When Pakistan delivered its 72-hour ultimatum demanding that the Taliban “summon the TTP Shura or we act unilaterally,” it was less a negotiating position and more a declaration of intent. The Taliban’s reply—“You declare war, we retaliate; Islamabad is not safe”—was predictable. Yet it was Pakistan’s Defence Minister Khawaja Asif who hurled the most reckless provocation: “If Afghanistan even looks at Islamabad, we will gouge their eyes out.” Predictably, the Taliban responded that “Pakistan came to negotiate, then chose war.” These exchanges exposed the façade of diplomacy and laid bare Pakistan’s instinctive descent into militaristic posturing whenever confronted with the consequences of its own policies.

Within hours of the talks collapsing, Pakistan reactivated its counter-insurgency campaign—Operation Azm-e-Istehkam (Phase II)—and informed the United Nations of its intent to forcibly expel 1.7 million Afghan refugees by December 2025. This mass deportation plan, framed as a “security” measure, represents a humanitarian catastrophe in the making.
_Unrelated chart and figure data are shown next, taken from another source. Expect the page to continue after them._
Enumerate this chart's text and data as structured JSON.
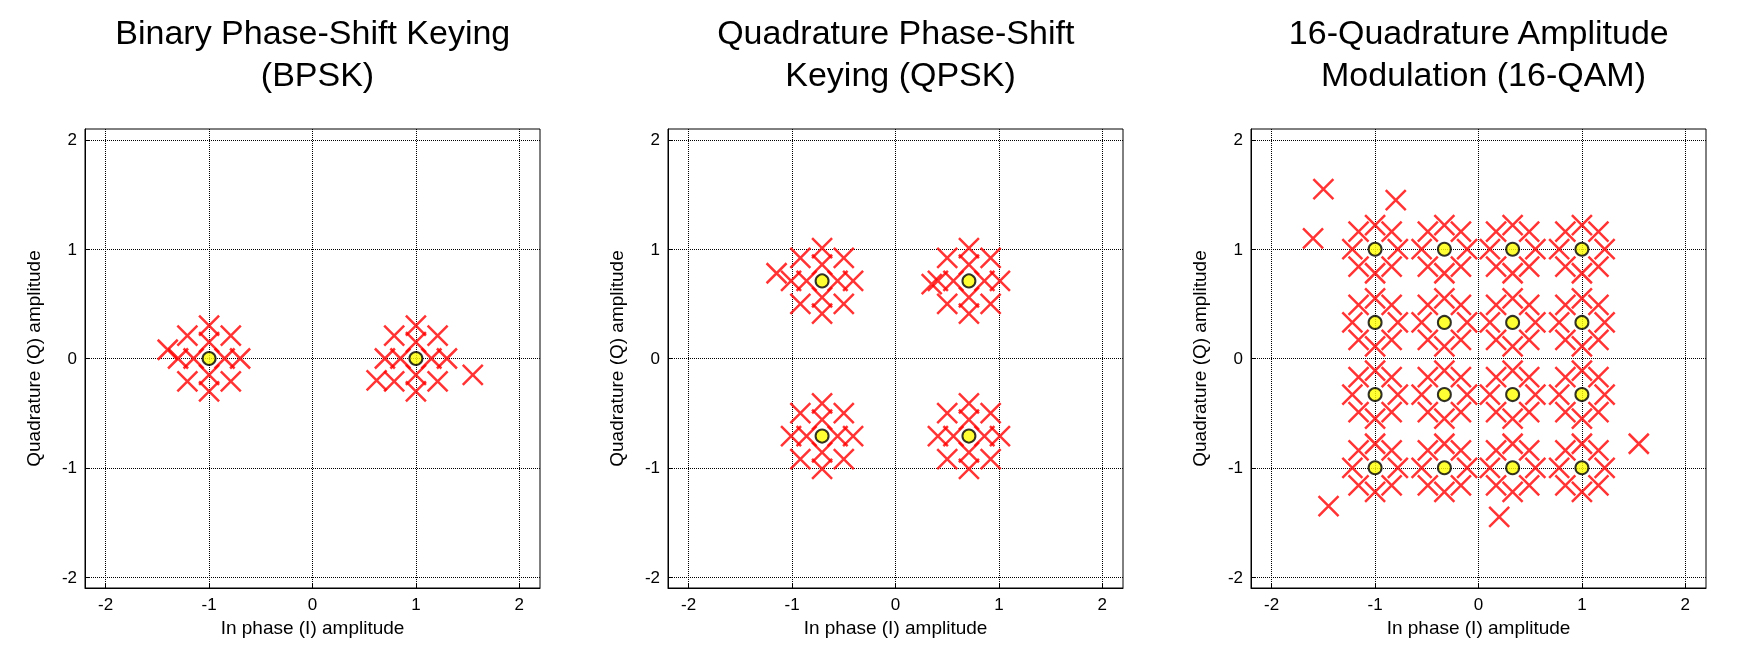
{
  "chart_data": [
    {
      "type": "scatter",
      "title": "Binary Phase-Shift Keying (BPSK)",
      "xlabel": "In phase (I) amplitude",
      "ylabel": "Quadrature (Q) amplitude",
      "xlim": [
        -2.2,
        2.2
      ],
      "ylim": [
        -2.1,
        2.1
      ],
      "xticks": [
        -2,
        -1,
        0,
        1,
        2
      ],
      "yticks": [
        -2,
        -1,
        0,
        1,
        2
      ],
      "grid": true,
      "series": [
        {
          "color": "#ff0000",
          "marker": "cross",
          "x": [
            -0.85,
            -1.15,
            -1,
            -1,
            -0.7,
            -1.3,
            -1,
            -1,
            -0.79,
            -1.21,
            -0.79,
            -1.21,
            1.15,
            0.85,
            1,
            1,
            1.3,
            0.7,
            1,
            1,
            1.21,
            0.79,
            1.21,
            0.79,
            1.55,
            0.62,
            -1.4
          ],
          "values": [
            0,
            0,
            0.15,
            -0.15,
            0,
            0,
            0.3,
            -0.3,
            0.21,
            0.21,
            -0.21,
            -0.21,
            0,
            0,
            0.15,
            -0.15,
            0,
            0,
            0.3,
            -0.3,
            0.21,
            0.21,
            -0.21,
            -0.21,
            -0.15,
            -0.2,
            0.08
          ]
        },
        {
          "color": "#ffff00",
          "marker": "circle",
          "x": [
            -1,
            1
          ],
          "values": [
            0,
            0
          ]
        }
      ]
    },
    {
      "type": "scatter",
      "title": "Quadrature Phase-Shift Keying (QPSK)",
      "xlabel": "In phase (I) amplitude",
      "ylabel": "Quadrature (Q) amplitude",
      "xlim": [
        -2.2,
        2.2
      ],
      "ylim": [
        -2.1,
        2.1
      ],
      "xticks": [
        -2,
        -1,
        0,
        1,
        2
      ],
      "yticks": [
        -2,
        -1,
        0,
        1,
        2
      ],
      "grid": true,
      "series": [
        {
          "color": "#ff0000",
          "marker": "cross",
          "x": [
            -0.56,
            -0.86,
            -0.71,
            -0.71,
            -0.41,
            -1.01,
            -0.71,
            -0.71,
            -0.5,
            -0.92,
            -0.5,
            -0.92,
            0.86,
            0.56,
            0.71,
            0.71,
            1.01,
            0.41,
            0.71,
            0.71,
            0.92,
            0.5,
            0.92,
            0.5,
            -0.56,
            -0.86,
            -0.71,
            -0.71,
            -0.41,
            -1.01,
            -0.71,
            -0.71,
            -0.5,
            -0.92,
            -0.5,
            -0.92,
            0.86,
            0.56,
            0.71,
            0.71,
            1.01,
            0.41,
            0.71,
            0.71,
            0.92,
            0.5,
            0.92,
            0.5,
            -1.15,
            0.35
          ],
          "values": [
            0.71,
            0.71,
            0.86,
            0.56,
            0.71,
            0.71,
            1.01,
            0.41,
            0.92,
            0.92,
            0.5,
            0.5,
            0.71,
            0.71,
            0.86,
            0.56,
            0.71,
            0.71,
            1.01,
            0.41,
            0.92,
            0.92,
            0.5,
            0.5,
            -0.71,
            -0.71,
            -0.56,
            -0.86,
            -0.71,
            -0.71,
            -0.41,
            -1.01,
            -0.5,
            -0.5,
            -0.92,
            -0.92,
            -0.71,
            -0.71,
            -0.56,
            -0.86,
            -0.71,
            -0.71,
            -0.41,
            -1.01,
            -0.5,
            -0.5,
            -0.92,
            -0.92,
            0.78,
            0.68
          ]
        },
        {
          "color": "#ffff00",
          "marker": "circle",
          "x": [
            -0.71,
            0.71,
            -0.71,
            0.71
          ],
          "values": [
            0.71,
            0.71,
            -0.71,
            -0.71
          ]
        }
      ]
    },
    {
      "type": "scatter",
      "title": "16-Quadrature Amplitude Modulation (16-QAM)",
      "xlabel": "In phase (I) amplitude",
      "ylabel": "Quadrature (Q) amplitude",
      "xlim": [
        -2.2,
        2.2
      ],
      "ylim": [
        -2.1,
        2.1
      ],
      "xticks": [
        -2,
        -1,
        0,
        1,
        2
      ],
      "yticks": [
        -2,
        -1,
        0,
        1,
        2
      ],
      "grid": true,
      "series": [
        {
          "color": "#ff0000",
          "marker": "cross",
          "x": [
            -0.78,
            -1.22,
            -1,
            -1,
            -0.84,
            -1.16,
            -0.84,
            -1.16,
            -0.11,
            -0.55,
            -0.33,
            -0.33,
            -0.17,
            -0.49,
            -0.17,
            -0.49,
            0.55,
            0.11,
            0.33,
            0.33,
            0.49,
            0.17,
            0.49,
            0.17,
            1.22,
            0.78,
            1,
            1,
            1.16,
            0.84,
            1.16,
            0.84,
            -0.78,
            -1.22,
            -1,
            -1,
            -0.84,
            -1.16,
            -0.84,
            -1.16,
            -0.11,
            -0.55,
            -0.33,
            -0.33,
            -0.17,
            -0.49,
            -0.17,
            -0.49,
            0.55,
            0.11,
            0.33,
            0.33,
            0.49,
            0.17,
            0.49,
            0.17,
            1.22,
            0.78,
            1,
            1,
            1.16,
            0.84,
            1.16,
            0.84,
            -0.78,
            -1.22,
            -1,
            -1,
            -0.84,
            -1.16,
            -0.84,
            -1.16,
            -0.11,
            -0.55,
            -0.33,
            -0.33,
            -0.17,
            -0.49,
            -0.17,
            -0.49,
            0.55,
            0.11,
            0.33,
            0.33,
            0.49,
            0.17,
            0.49,
            0.17,
            1.22,
            0.78,
            1,
            1,
            1.16,
            0.84,
            1.16,
            0.84,
            -0.78,
            -1.22,
            -1,
            -1,
            -0.84,
            -1.16,
            -0.84,
            -1.16,
            -0.11,
            -0.55,
            -0.33,
            -0.33,
            -0.17,
            -0.49,
            -0.17,
            -0.49,
            0.55,
            0.11,
            0.33,
            0.33,
            0.49,
            0.17,
            0.49,
            0.17,
            1.22,
            0.78,
            1,
            1,
            1.16,
            0.84,
            1.16,
            0.84,
            -1.5,
            -1.6,
            -1.45,
            1.55,
            0.2,
            -0.8
          ],
          "values": [
            1,
            1,
            1.22,
            0.78,
            1.16,
            1.16,
            0.84,
            0.84,
            1,
            1,
            1.22,
            0.78,
            1.16,
            1.16,
            0.84,
            0.84,
            1,
            1,
            1.22,
            0.78,
            1.16,
            1.16,
            0.84,
            0.84,
            1,
            1,
            1.22,
            0.78,
            1.16,
            1.16,
            0.84,
            0.84,
            0.33,
            0.33,
            0.55,
            0.11,
            0.49,
            0.49,
            0.17,
            0.17,
            0.33,
            0.33,
            0.55,
            0.11,
            0.49,
            0.49,
            0.17,
            0.17,
            0.33,
            0.33,
            0.55,
            0.11,
            0.49,
            0.49,
            0.17,
            0.17,
            0.33,
            0.33,
            0.55,
            0.11,
            0.49,
            0.49,
            0.17,
            0.17,
            -0.33,
            -0.33,
            -0.11,
            -0.55,
            -0.17,
            -0.17,
            -0.49,
            -0.49,
            -0.33,
            -0.33,
            -0.11,
            -0.55,
            -0.17,
            -0.17,
            -0.49,
            -0.49,
            -0.33,
            -0.33,
            -0.11,
            -0.55,
            -0.17,
            -0.17,
            -0.49,
            -0.49,
            -0.33,
            -0.33,
            -0.11,
            -0.55,
            -0.17,
            -0.17,
            -0.49,
            -0.49,
            -1,
            -1,
            -0.78,
            -1.22,
            -0.84,
            -0.84,
            -1.16,
            -1.16,
            -1,
            -1,
            -0.78,
            -1.22,
            -0.84,
            -0.84,
            -1.16,
            -1.16,
            -1,
            -1,
            -0.78,
            -1.22,
            -0.84,
            -0.84,
            -1.16,
            -1.16,
            -1,
            -1,
            -0.78,
            -1.22,
            -0.84,
            -0.84,
            -1.16,
            -1.16,
            1.55,
            1.1,
            -1.35,
            -0.78,
            -1.45,
            1.45
          ]
        },
        {
          "color": "#ffff00",
          "marker": "circle",
          "x": [
            -1,
            -0.33,
            0.33,
            1,
            -1,
            -0.33,
            0.33,
            1,
            -1,
            -0.33,
            0.33,
            1,
            -1,
            -0.33,
            0.33,
            1
          ],
          "values": [
            1,
            1,
            1,
            1,
            0.33,
            0.33,
            0.33,
            0.33,
            -0.33,
            -0.33,
            -0.33,
            -0.33,
            -1,
            -1,
            -1,
            -1
          ]
        }
      ]
    }
  ]
}
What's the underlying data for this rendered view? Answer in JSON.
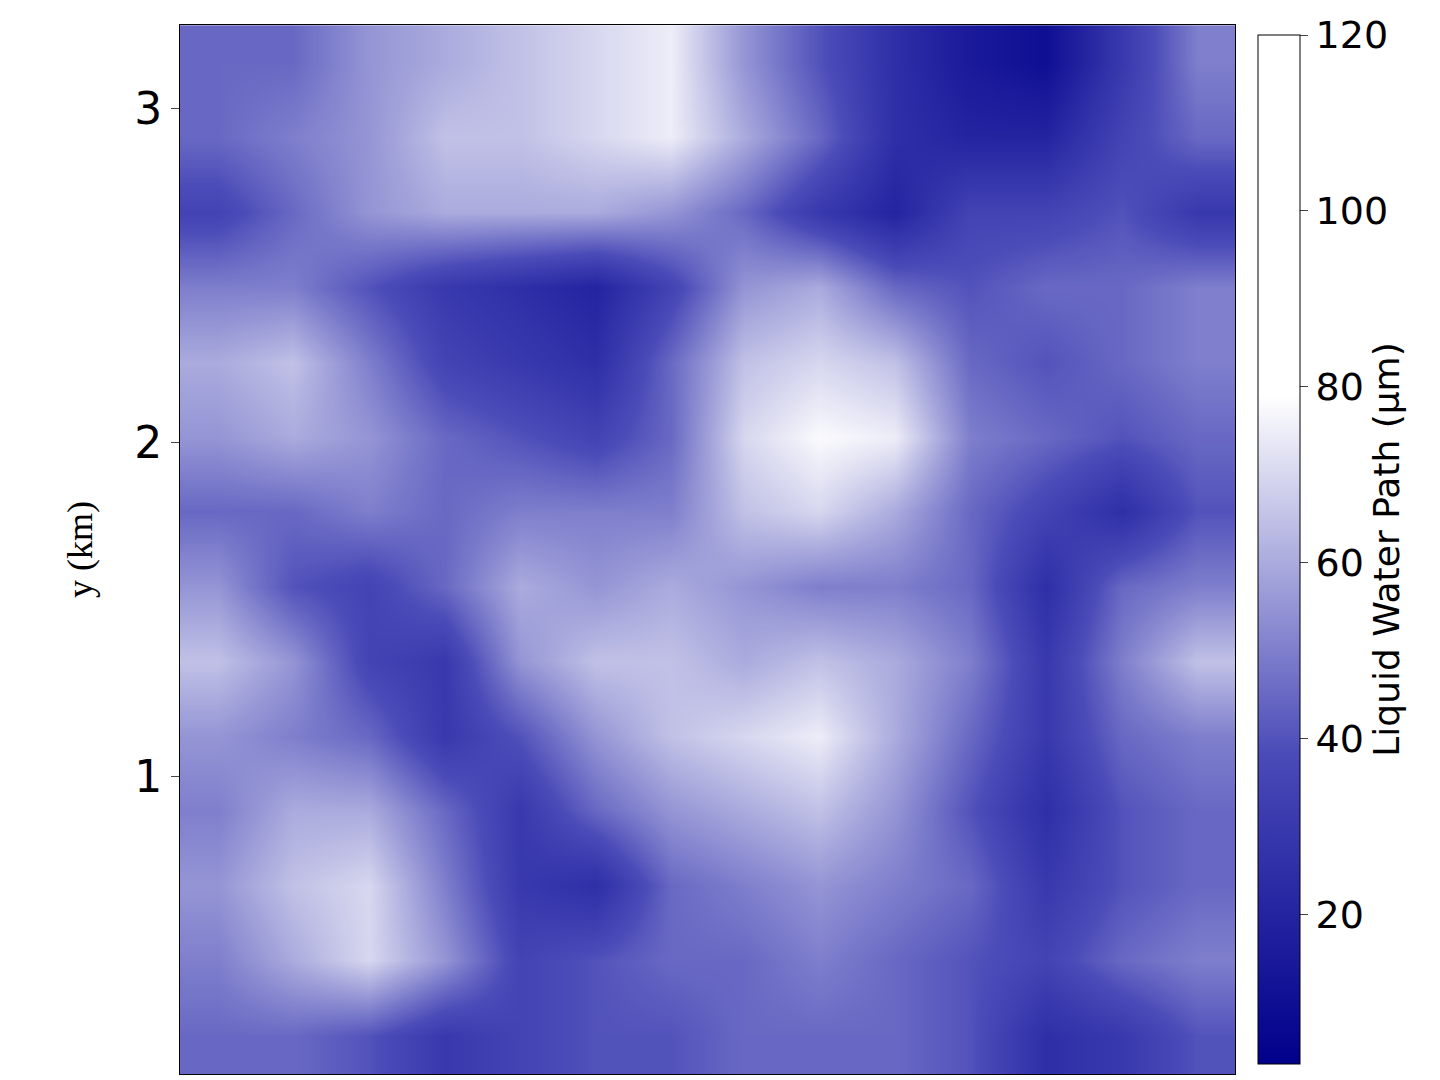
{
  "chart_data": {
    "type": "heatmap",
    "y_label": "y (km)",
    "colorbar_title": "Liquid Water Path (μm)",
    "tick_labels": "y",
    "xlim": [
      0,
      3.07
    ],
    "ylim": [
      0.11,
      3.25
    ],
    "yticks": [
      1,
      2,
      3
    ],
    "colorbar_range": [
      3,
      120
    ],
    "colorbar_ticks": [
      20,
      40,
      60,
      80,
      100,
      120
    ],
    "x": [
      0.11,
      0.33,
      0.55,
      0.77,
      0.99,
      1.21,
      1.43,
      1.64,
      1.86,
      2.08,
      2.3,
      2.52,
      2.74,
      2.96
    ],
    "y": [
      0.224,
      0.451,
      0.674,
      0.898,
      1.122,
      1.346,
      1.57,
      1.794,
      2.017,
      2.241,
      2.465,
      2.689,
      2.913,
      3.137
    ],
    "z": [
      [
        45,
        45,
        40,
        30,
        35,
        40,
        40,
        45,
        45,
        45,
        40,
        25,
        30,
        40
      ],
      [
        50,
        60,
        70,
        55,
        35,
        40,
        45,
        45,
        50,
        45,
        40,
        35,
        45,
        50
      ],
      [
        55,
        65,
        70,
        50,
        30,
        25,
        45,
        50,
        55,
        50,
        45,
        30,
        40,
        45
      ],
      [
        50,
        60,
        60,
        45,
        30,
        45,
        55,
        60,
        65,
        55,
        40,
        25,
        40,
        45
      ],
      [
        55,
        50,
        45,
        30,
        40,
        55,
        65,
        70,
        75,
        60,
        45,
        30,
        45,
        50
      ],
      [
        65,
        55,
        35,
        30,
        55,
        65,
        65,
        60,
        65,
        60,
        50,
        30,
        50,
        65
      ],
      [
        55,
        40,
        35,
        45,
        60,
        55,
        60,
        55,
        50,
        50,
        45,
        25,
        45,
        50
      ],
      [
        45,
        45,
        50,
        45,
        50,
        50,
        50,
        65,
        70,
        60,
        45,
        35,
        25,
        40
      ],
      [
        55,
        60,
        55,
        45,
        40,
        35,
        45,
        70,
        78,
        75,
        50,
        45,
        40,
        45
      ],
      [
        60,
        65,
        50,
        35,
        30,
        25,
        45,
        65,
        70,
        65,
        45,
        40,
        45,
        50
      ],
      [
        50,
        50,
        40,
        30,
        25,
        20,
        35,
        55,
        60,
        45,
        40,
        45,
        45,
        50
      ],
      [
        35,
        45,
        55,
        60,
        60,
        60,
        55,
        45,
        30,
        20,
        35,
        35,
        40,
        30
      ],
      [
        45,
        50,
        55,
        65,
        65,
        70,
        75,
        60,
        45,
        25,
        20,
        20,
        35,
        45
      ],
      [
        45,
        45,
        55,
        60,
        65,
        70,
        75,
        55,
        40,
        25,
        15,
        10,
        30,
        50
      ]
    ]
  }
}
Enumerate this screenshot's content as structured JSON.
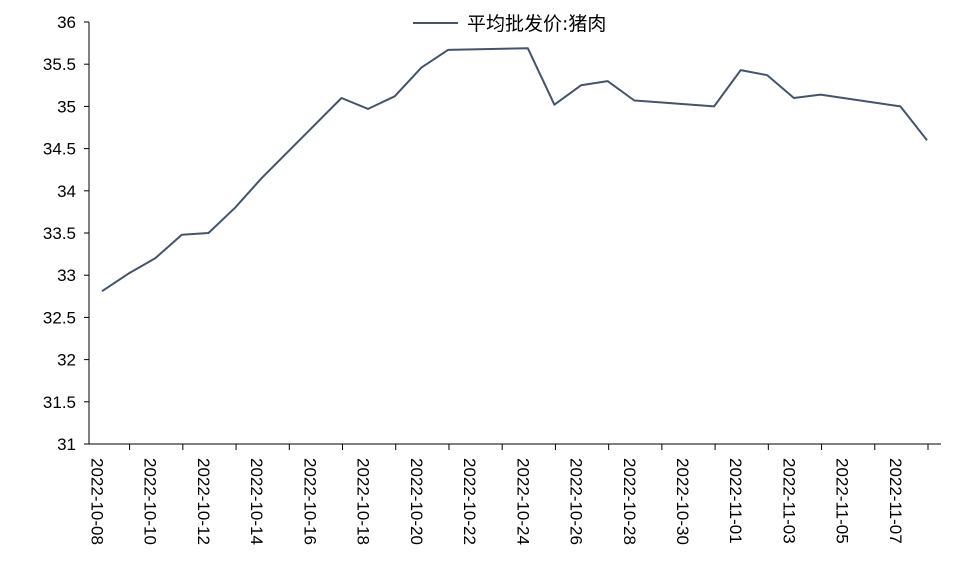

The Taliban, for their part, deployed additional forces along the Durand Line and issued a fatwa declaring Pakistan’s actions a “jihad trigger,” signalling an escalation spiral that now threatens to engulf the region.

The Istanbul negotiations never had a chance. Pakistan arrived with maximalist demands and the expectation that Afghanistan would capitulate. Islamabad insisted that the entire Tehreek-e-Taliban Pakistan (TTP) network in Afghanistan be dismantled, that at least 47 named commanders be handed over, that all TTP cadres be disarmed and relocated far from the border, and that refugees be repatriated immediately. Pakistan also reached for its familiar crutch, accusing India of manipulating the Taliban as a “proxy” to weaken Islamabad—an allegation that has become a predictable deflection from Pakistan’s own decades-long policy of cultivating militant groups across the region.

The Taliban rejected Islamabad’s narrative outright, arguing that TTP is Pakistan’s internal failure and that its fighters—being Pakistani nationals—are not under Afghan government jurisdiction. They reminded Pakistan that they cannot hand over citizens of another state. They also demanded that Pakistan guarantee Afghan airspace integrity and halt its facilitation of US drone operations from Shahbaz (Balochistan) and Nur Khan (Rawalpindi) airbases. Pakistan dismissed these concerns, insisting that its “bilateral agreement with the United States” was non-negotiable—an admission that undermined its own claims of sovereignty even as it sought to lecture Afghanistan on security.

The proposed mass expulsion of Afghan refugees was another Pakistani demand that ensured deadlock. The Taliban warned that such a move would trigger an unprecedented humanitarian disaster. Rather than address this reality, Islamabad doubled down, using the refugee population as leverage despite decades of benefiting politically and economically from their presence.

Behind the breakdown lies the deeper, unresolved fissure that has defined AfPak relations for more than a century: the contested Durand Line. The 2,611-kilometre frontier remains a powder keg, and the current crisis has shortened its fuse dramatically. Cross-border artillery exchanges, airstrikes on Khost and Paktika, and Pakistan’s repeated violation of Afghan airspace have ensured that mistrust is now at its highest point since the Taliban’s return in August 2021.

Turkey and Qatar may push for another round of negotiations, and US President Trump—reviving a familiar impulse—has offered to “fix the issue quickly.” Yet no external actor can bridge the structural, ideological, and strategic chasms between Islamabad and Kabul. Pakistan demands total Afghan compliance while refusing to address its own role in creating and sustaining the militant ecosystem it now claims to fear. The Taliban, empowered and emboldened, refuse to bow to the state that once shaped their insurgency.

The Istanbul collapse is not an isolated diplomatic failure—it is a stark indictment of Pakistan’s self-defeating approach to Afghanistan. By relying on bullying, ultimatums, airstrikes, and mass expulsions rather than negotiation, Islamabad has accelerated a march toward open conflict. The region now stands on the brink of a confrontation that Pakistan itself helped manufacture—and that it may now be powerless to contain.